I am writing an article about a late-1980s system that uses the RSA algorithm for the purpose of authentication. However, rather than the usual approach of encrypting a hash of the message using a private key, in this case the entire message is encrypted, using:
Modulus: n = 0x35... # length 51 bytes / 406 bits Public exponent: e = 3 # to maximize performance Private exponent: d = ... # such that d⋅e ≡ 1 (mod φ(n))

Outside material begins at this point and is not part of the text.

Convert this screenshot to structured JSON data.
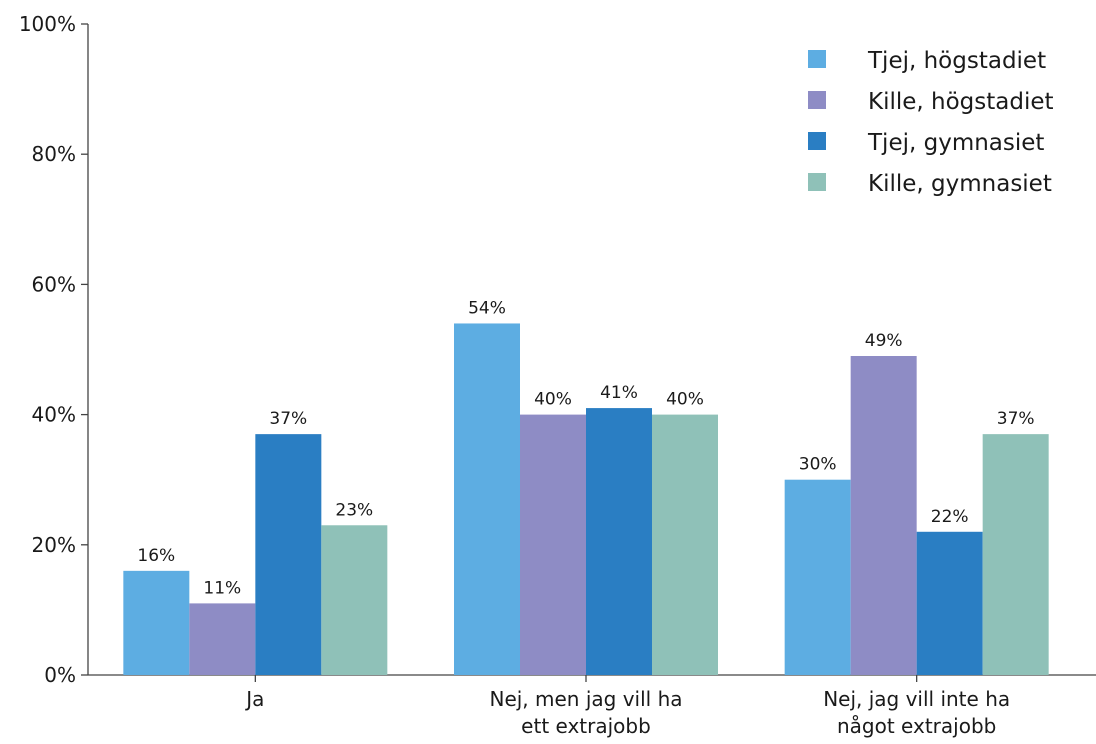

The message (typically 250 bytes in length) is split into multiple blocks of 50 bytes each. Each block is then encrypted independently by first adding a prefix (where
: represents concatenation):
plaintext = 0x15 : block ciphertext = (plaintext ^ d) mod n
When the ciphertext is read, each block is recovered by decrypting:
plaintext = (ciphertext ^ 3) mod n assert plaintext == 0x15 block = plaintext[1..]
In terms of authentication, verifying that the first byte of the plaintext is
0x15 is not particularly useful - decrypting random ciphertext would pass that check approximately 2% of the time.
Instead, this system relies on the fact that, if the message was not encrypted using the correct private key, after decryption the message itself would be invalid.
Is there a name for this (unconventional?) use of public-key cryptography for authentication? Could it be considered a form of digital signature?
When describing this system, is it correct to refer to the use of the private exponent as "encrypting" and the public exponent as "decrypting", as above? Could the ciphertext be described as "encrypted", "signed" or neither of these?